Pero las cuatrillizas no estaban alarmadas en absoluto. Habituadas a toda clase de tiroteos por televisión, se encontraban a sus anchas en medio de un tiroteo de verdad.

Pero no se podía decir lo mismo de Wilt. Cuando la escayola del perforado techo se desplomó sobre él, se puso rápidamente de pie y ya camino de la escalera le detuvo el fuego de armas más ligeras dirigido al descansillo a través de las ventanas de atrás y desde la entrada. Todavía aferrado a la metralleta, retrocedió tropezando hasta la cocina y entonces se dio cuenta de que la infernal Fraulein Schautz estaba detrás de él en el cuarto de baño. Había dejado de gritar, y en cualquier momento podía salir de allí armada. Encerrar a esa perra fue su primer pensamiento, pero como la llave estaba por dentro… Wilt miró a su alrededor en busca de una alternativa y la encontró en la forma de una silla de cocina que encajó bajo la manilla de la puerta. Para hacerlo aún más seguro, arrancó el cordón de una lámpara de mesa del estudio y lo ató por un lado a la manilla de la puerta, y por el otro al pie de un radiador eléctrico. Habiendo asegurado así su retaguardia, hizo otra salida a la escalera, pero abajo la batalla todavía estaba en su apogeo. Estaba a punto de arriesgarse a bajar cuando una cabeza apareció en el descansillo; una cabeza y unos hombros que llevaban el mismo tipo de arma que él acababa de utilizar. Wilt no lo dudó un instante. Cerró de un portazo la puerta del ático, corrió el cerrojo y luego arrastró una cama desde la pared y la empujó contra la puerta, finalmente recogió su propia arma y esperó. Si alguien trataba de atravesar la puerta, apretaría el gatillo. Pero en ese momento, tan repentinamente como había empezado, la batalla cesó.

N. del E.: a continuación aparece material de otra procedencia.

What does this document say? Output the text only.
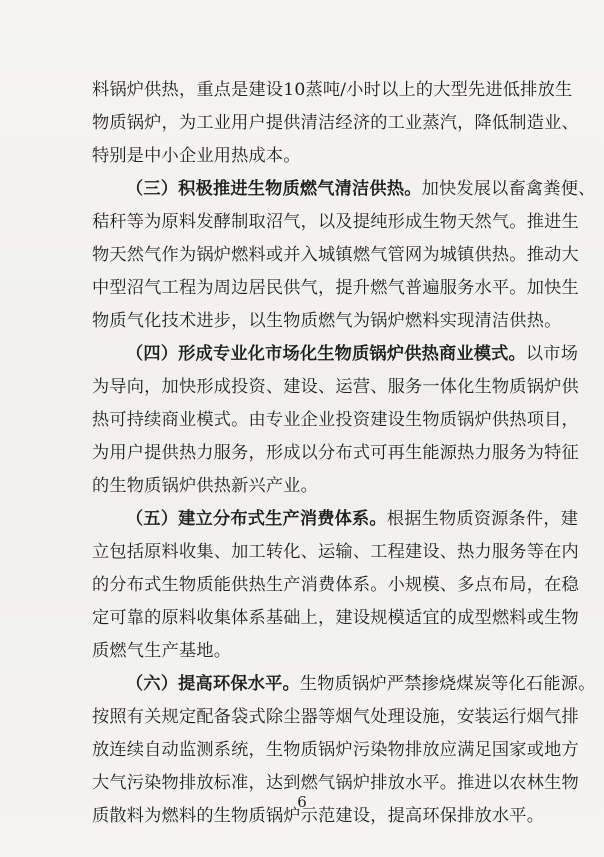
料锅炉供热，重点是建设10蒸吨/小时以上的大型先进低排放生
物质锅炉，为工业用户提供清洁经济的工业蒸汽，降低制造业、
特别是中小企业用热成本。
（三）积极推进生物质燃气清洁供热。加快发展以畜禽粪便、
秸秆等为原料发酵制取沼气，以及提纯形成生物天然气。推进生
物天然气作为锅炉燃料或并入城镇燃气管网为城镇供热。推动大
中型沼气工程为周边居民供气，提升燃气普遍服务水平。加快生
物质气化技术进步，以生物质燃气为锅炉燃料实现清洁供热。
（四）形成专业化市场化生物质锅炉供热商业模式。以市场
为导向，加快形成投资、建设、运营、服务一体化生物质锅炉供
热可持续商业模式。由专业企业投资建设生物质锅炉供热项目，
为用户提供热力服务，形成以分布式可再生能源热力服务为特征
的生物质锅炉供热新兴产业。
（五）建立分布式生产消费体系。根据生物质资源条件，建
立包括原料收集、加工转化、运输、工程建设、热力服务等在内
的分布式生物质能供热生产消费体系。小规模、多点布局，在稳
定可靠的原料收集体系基础上，建设规模适宜的成型燃料或生物
质燃气生产基地。
（六）提高环保水平。生物质锅炉严禁掺烧煤炭等化石能源。
按照有关规定配备袋式除尘器等烟气处理设施，安装运行烟气排
放连续自动监测系统，生物质锅炉污染物排放应满足国家或地方
大气污染物排放标准，达到燃气锅炉排放水平。推进以农林生物
质散料为燃料的生物质锅炉示范建设，提高环保排放水平。
6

El silencio reinaba en Willington Road, un silencio breve, delicioso, saludable. Wilt, de pie en el ático escuchaba, sin aliento, sin saber qué hacer a continuación. Gudrun Schautz decidió por él, tratando de abrir la puerta del baño. El entró en la cocina y apuntó a la puerta con el arma.

—Un sólo movimiento más ahí dentro y disparo —dijo, y hasta para el mismo Wilt la voz sonó con un tono amenazador, extraño y antinatural, casi irreconocible. A Gudrun Schautz le pareció el tono propio de un hombre que empuña realmente un arma. La manilla de la puerta dejó de moverse. Por otra parte, había alguien en lo alto de la escalera tratando de entrar en el apartamento. Con una facilidad que a él mismo le asombró, Wilt se volvió y apretó el gatillo y una vez más el piso resonó con el tiroteo. Ninguna de las balas dio en la puerta. Se desparramaron por las paredes del estudio mientras el subfusil saltaba en las manos de Wilt. El puñetero artefacto parecía tener voluntad propia. Fue un Wilt horrorizado el que al final quitó el dedo del gatillo y dejó el arma cautelosamente sobre la mesa de la cocina. Al otro lado, alguien bajaba las escaleras con notable rapidez, pero no se oía ningún otro sonido.

Wilt se sentó, preguntándose qué demonios sucedería a continuación.